I propose that the loss should be divided by the batch size(loss = loss_indiv.sum() / y.shape[0]). For L-inf norm, the perturbation is torch.sign(grad). Because the gradient is normalized before updating image, the modification does not affect AA accuracy and the cases I mentioned earlier can be fixed as well.

fra31 commented 2 years ago

Hi,

interesting point. I think using loss_indiv.mean() instead of loss_indiv.sum() wouldn't be a problem, but actually I've never experienced such issue with the sum. Rescaling the gradient shouldn't be a problem since also for the other threat models it is normalized (and in principle one can rescale it back after it's computed). The only doubt I have is whether, for large batch size, the opposite effect can happen, i.e. the loss becomes for some point sufficiently small to be approximated with zero (which wouldn't allow gradient computation).

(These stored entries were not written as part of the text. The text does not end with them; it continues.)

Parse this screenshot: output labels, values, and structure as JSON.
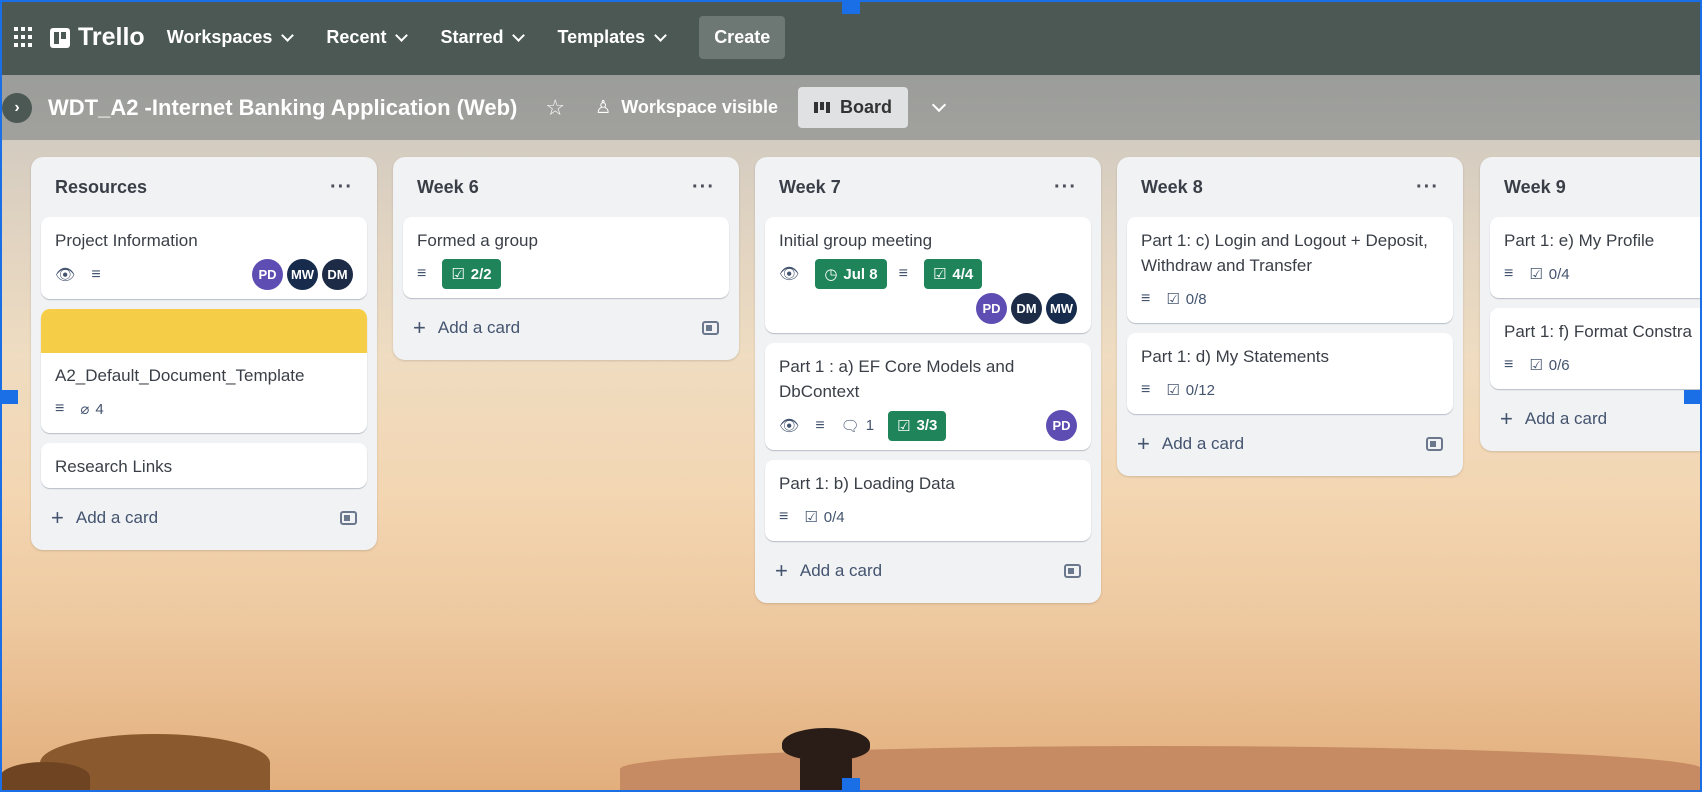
{
  "topbar": {
    "logo_text": "Trello",
    "nav": [
      {
        "label": "Workspaces"
      },
      {
        "label": "Recent"
      },
      {
        "label": "Starred"
      },
      {
        "label": "Templates"
      }
    ],
    "create_label": "Create"
  },
  "board": {
    "title": "WDT_A2 -Internet Banking Application (Web)",
    "visibility": "Workspace visible",
    "view_label": "Board"
  },
  "lists": [
    {
      "title": "Resources",
      "add_label": "Add a card",
      "cards": [
        {
          "title": "Project Information",
          "members": [
            "PD",
            "MW",
            "DM"
          ]
        },
        {
          "title": "A2_Default_Document_Template",
          "attachments": "4",
          "cover": "#f5cd47"
        },
        {
          "title": "Research Links"
        }
      ]
    },
    {
      "title": "Week 6",
      "add_label": "Add a card",
      "cards": [
        {
          "title": "Formed a group",
          "checklist": "2/2"
        }
      ]
    },
    {
      "title": "Week 7",
      "add_label": "Add a card",
      "cards": [
        {
          "title": "Initial group meeting",
          "due": "Jul 8",
          "checklist": "4/4",
          "members": [
            "PD",
            "DM",
            "MW"
          ]
        },
        {
          "title": "Part 1 : a) EF Core Models and DbContext",
          "comments": "1",
          "checklist": "3/3",
          "members": [
            "PD"
          ]
        },
        {
          "title": "Part 1: b) Loading Data",
          "checklist": "0/4"
        }
      ]
    },
    {
      "title": "Week 8",
      "add_label": "Add a card",
      "cards": [
        {
          "title": "Part 1: c) Login and Logout + Deposit, Withdraw and Transfer",
          "checklist": "0/8"
        },
        {
          "title": "Part 1: d) My Statements",
          "checklist": "0/12"
        }
      ]
    },
    {
      "title": "Week 9",
      "add_label": "Add a card",
      "cards": [
        {
          "title": "Part 1: e) My Profile",
          "checklist": "0/4"
        },
        {
          "title": "Part 1: f) Format Constra",
          "checklist": "0/6"
        }
      ]
    }
  ],
  "colors": {
    "topbar": "#4b5854",
    "badge_green": "#1f845a",
    "avatar_purple": "#5e4db2",
    "avatar_navy": "#172b4d",
    "selection": "#1a6ee6"
  }
}
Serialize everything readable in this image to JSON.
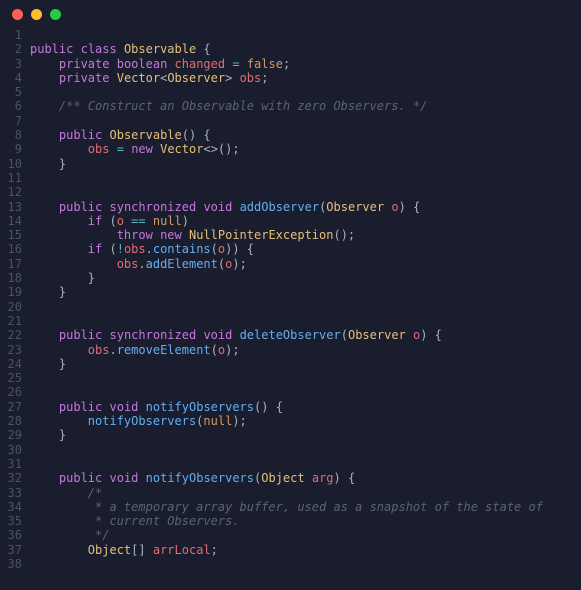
{
  "titlebar": {
    "dots": [
      "red",
      "yellow",
      "green"
    ]
  },
  "code_lines": [
    {
      "n": 1,
      "tokens": []
    },
    {
      "n": 2,
      "tokens": [
        [
          "k",
          "public"
        ],
        [
          "p",
          " "
        ],
        [
          "k",
          "class"
        ],
        [
          "p",
          " "
        ],
        [
          "t",
          "Observable"
        ],
        [
          "p",
          " {"
        ]
      ]
    },
    {
      "n": 3,
      "tokens": [
        [
          "p",
          "    "
        ],
        [
          "k",
          "private"
        ],
        [
          "p",
          " "
        ],
        [
          "k",
          "boolean"
        ],
        [
          "p",
          " "
        ],
        [
          "v",
          "changed"
        ],
        [
          "p",
          " "
        ],
        [
          "o",
          "="
        ],
        [
          "p",
          " "
        ],
        [
          "b",
          "false"
        ],
        [
          "p",
          ";"
        ]
      ]
    },
    {
      "n": 4,
      "tokens": [
        [
          "p",
          "    "
        ],
        [
          "k",
          "private"
        ],
        [
          "p",
          " "
        ],
        [
          "t",
          "Vector"
        ],
        [
          "p",
          "<"
        ],
        [
          "t",
          "Observer"
        ],
        [
          "p",
          "> "
        ],
        [
          "v",
          "obs"
        ],
        [
          "p",
          ";"
        ]
      ]
    },
    {
      "n": 5,
      "tokens": []
    },
    {
      "n": 6,
      "tokens": [
        [
          "p",
          "    "
        ],
        [
          "c",
          "/** Construct an Observable with zero Observers. */"
        ]
      ]
    },
    {
      "n": 7,
      "tokens": []
    },
    {
      "n": 8,
      "tokens": [
        [
          "p",
          "    "
        ],
        [
          "k",
          "public"
        ],
        [
          "p",
          " "
        ],
        [
          "t",
          "Observable"
        ],
        [
          "p",
          "() {"
        ]
      ]
    },
    {
      "n": 9,
      "tokens": [
        [
          "p",
          "        "
        ],
        [
          "v",
          "obs"
        ],
        [
          "p",
          " "
        ],
        [
          "o",
          "="
        ],
        [
          "p",
          " "
        ],
        [
          "k",
          "new"
        ],
        [
          "p",
          " "
        ],
        [
          "t",
          "Vector"
        ],
        [
          "p",
          "<>();"
        ]
      ]
    },
    {
      "n": 10,
      "tokens": [
        [
          "p",
          "    }"
        ]
      ]
    },
    {
      "n": 11,
      "tokens": []
    },
    {
      "n": 12,
      "tokens": []
    },
    {
      "n": 13,
      "tokens": [
        [
          "p",
          "    "
        ],
        [
          "k",
          "public"
        ],
        [
          "p",
          " "
        ],
        [
          "k",
          "synchronized"
        ],
        [
          "p",
          " "
        ],
        [
          "k",
          "void"
        ],
        [
          "p",
          " "
        ],
        [
          "m",
          "addObserver"
        ],
        [
          "p",
          "("
        ],
        [
          "t",
          "Observer"
        ],
        [
          "p",
          " "
        ],
        [
          "v",
          "o"
        ],
        [
          "p",
          ") {"
        ]
      ]
    },
    {
      "n": 14,
      "tokens": [
        [
          "p",
          "        "
        ],
        [
          "k",
          "if"
        ],
        [
          "p",
          " ("
        ],
        [
          "v",
          "o"
        ],
        [
          "p",
          " "
        ],
        [
          "o",
          "=="
        ],
        [
          "p",
          " "
        ],
        [
          "b",
          "null"
        ],
        [
          "p",
          ")"
        ]
      ]
    },
    {
      "n": 15,
      "tokens": [
        [
          "p",
          "            "
        ],
        [
          "k",
          "throw"
        ],
        [
          "p",
          " "
        ],
        [
          "k",
          "new"
        ],
        [
          "p",
          " "
        ],
        [
          "t",
          "NullPointerException"
        ],
        [
          "p",
          "();"
        ]
      ]
    },
    {
      "n": 16,
      "tokens": [
        [
          "p",
          "        "
        ],
        [
          "k",
          "if"
        ],
        [
          "p",
          " ("
        ],
        [
          "o",
          "!"
        ],
        [
          "v",
          "obs"
        ],
        [
          "p",
          "."
        ],
        [
          "m",
          "contains"
        ],
        [
          "p",
          "("
        ],
        [
          "v",
          "o"
        ],
        [
          "p",
          ")) {"
        ]
      ]
    },
    {
      "n": 17,
      "tokens": [
        [
          "p",
          "            "
        ],
        [
          "v",
          "obs"
        ],
        [
          "p",
          "."
        ],
        [
          "m",
          "addElement"
        ],
        [
          "p",
          "("
        ],
        [
          "v",
          "o"
        ],
        [
          "p",
          ");"
        ]
      ]
    },
    {
      "n": 18,
      "tokens": [
        [
          "p",
          "        }"
        ]
      ]
    },
    {
      "n": 19,
      "tokens": [
        [
          "p",
          "    }"
        ]
      ]
    },
    {
      "n": 20,
      "tokens": []
    },
    {
      "n": 21,
      "tokens": []
    },
    {
      "n": 22,
      "tokens": [
        [
          "p",
          "    "
        ],
        [
          "k",
          "public"
        ],
        [
          "p",
          " "
        ],
        [
          "k",
          "synchronized"
        ],
        [
          "p",
          " "
        ],
        [
          "k",
          "void"
        ],
        [
          "p",
          " "
        ],
        [
          "m",
          "deleteObserver"
        ],
        [
          "p",
          "("
        ],
        [
          "t",
          "Observer"
        ],
        [
          "p",
          " "
        ],
        [
          "v",
          "o"
        ],
        [
          "p",
          ") {"
        ]
      ]
    },
    {
      "n": 23,
      "tokens": [
        [
          "p",
          "        "
        ],
        [
          "v",
          "obs"
        ],
        [
          "p",
          "."
        ],
        [
          "m",
          "removeElement"
        ],
        [
          "p",
          "("
        ],
        [
          "v",
          "o"
        ],
        [
          "p",
          ");"
        ]
      ]
    },
    {
      "n": 24,
      "tokens": [
        [
          "p",
          "    }"
        ]
      ]
    },
    {
      "n": 25,
      "tokens": []
    },
    {
      "n": 26,
      "tokens": []
    },
    {
      "n": 27,
      "tokens": [
        [
          "p",
          "    "
        ],
        [
          "k",
          "public"
        ],
        [
          "p",
          " "
        ],
        [
          "k",
          "void"
        ],
        [
          "p",
          " "
        ],
        [
          "m",
          "notifyObservers"
        ],
        [
          "p",
          "() {"
        ]
      ]
    },
    {
      "n": 28,
      "tokens": [
        [
          "p",
          "        "
        ],
        [
          "m",
          "notifyObservers"
        ],
        [
          "p",
          "("
        ],
        [
          "b",
          "null"
        ],
        [
          "p",
          ");"
        ]
      ]
    },
    {
      "n": 29,
      "tokens": [
        [
          "p",
          "    }"
        ]
      ]
    },
    {
      "n": 30,
      "tokens": []
    },
    {
      "n": 31,
      "tokens": []
    },
    {
      "n": 32,
      "tokens": [
        [
          "p",
          "    "
        ],
        [
          "k",
          "public"
        ],
        [
          "p",
          " "
        ],
        [
          "k",
          "void"
        ],
        [
          "p",
          " "
        ],
        [
          "m",
          "notifyObservers"
        ],
        [
          "p",
          "("
        ],
        [
          "t",
          "Object"
        ],
        [
          "p",
          " "
        ],
        [
          "v",
          "arg"
        ],
        [
          "p",
          ") {"
        ]
      ]
    },
    {
      "n": 33,
      "tokens": [
        [
          "p",
          "        "
        ],
        [
          "c",
          "/*"
        ]
      ]
    },
    {
      "n": 34,
      "tokens": [
        [
          "p",
          "         "
        ],
        [
          "c",
          "* a temporary array buffer, used as a snapshot of the state of"
        ]
      ]
    },
    {
      "n": 35,
      "tokens": [
        [
          "p",
          "         "
        ],
        [
          "c",
          "* current Observers."
        ]
      ]
    },
    {
      "n": 36,
      "tokens": [
        [
          "p",
          "         "
        ],
        [
          "c",
          "*/"
        ]
      ]
    },
    {
      "n": 37,
      "tokens": [
        [
          "p",
          "        "
        ],
        [
          "t",
          "Object"
        ],
        [
          "p",
          "[] "
        ],
        [
          "v",
          "arrLocal"
        ],
        [
          "p",
          ";"
        ]
      ]
    },
    {
      "n": 38,
      "tokens": []
    }
  ]
}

I guess this is as rare as the explosion case. Any thoughts on this? Maybe a more refined solution is possible.

CNOCycle commented 2 years ago

As far as I know, the gradient is independent of the batch size in gradient decent. Especially, when weight decay or regularization terms are included in the loss, the importance of those terms should be scaled by the batch size as well if the loss is summed. Moreover, the final gradient is divided by eot_iter instead of summed. From my opinion of view, the average is much general.

Regard of the gradient vanish, a detection mechanism has been implemented in APGD.

        if self.loss in ['dlr', 'dlr-targeted']:
            # check if there are zero gradients
            check_zero_gradients(grad, logger=self.logger)

One of elegant solution is the dynamic scaling which has been implemented in automatic mixed precision by Pytorch and TF. The core concept is shown in the following snippet:

self.init_scale = 1

scale = self.init_scale
loss = scale * loss
gradient = torch.autograd.grad(loss, [x])

while gradient vanish:
    self.init_scale= self.init_scale * 2
    loss = loss * 2
    gradient = torch.autograd.grad(loss, [x])

while gradient explosion:
    self.init_scale= self.init_scale / 2.0
    loss = loss / 2.0
    gradient = torch.autograd.grad(loss, [x])

However, I would agree that the dynamic scaling makes the code more complex and not worth implementing. For those rare cases, AA can simply raise a warning when unreliable gradient is detected and abort immediately.

CNOCycle commented 2 years ago

Any progress for this issue? Definitely, this is just a minor concern. Feel free to close this issue if no further updates are required.

fra31 commented 2 years ago

I think this is something worth keeping in mind, but, as far as I understand, it hasn't happened so far. Then, I wouldn't modify the implementation for the moment, but I'm ready to change it in case somebody experiences gradient explosion.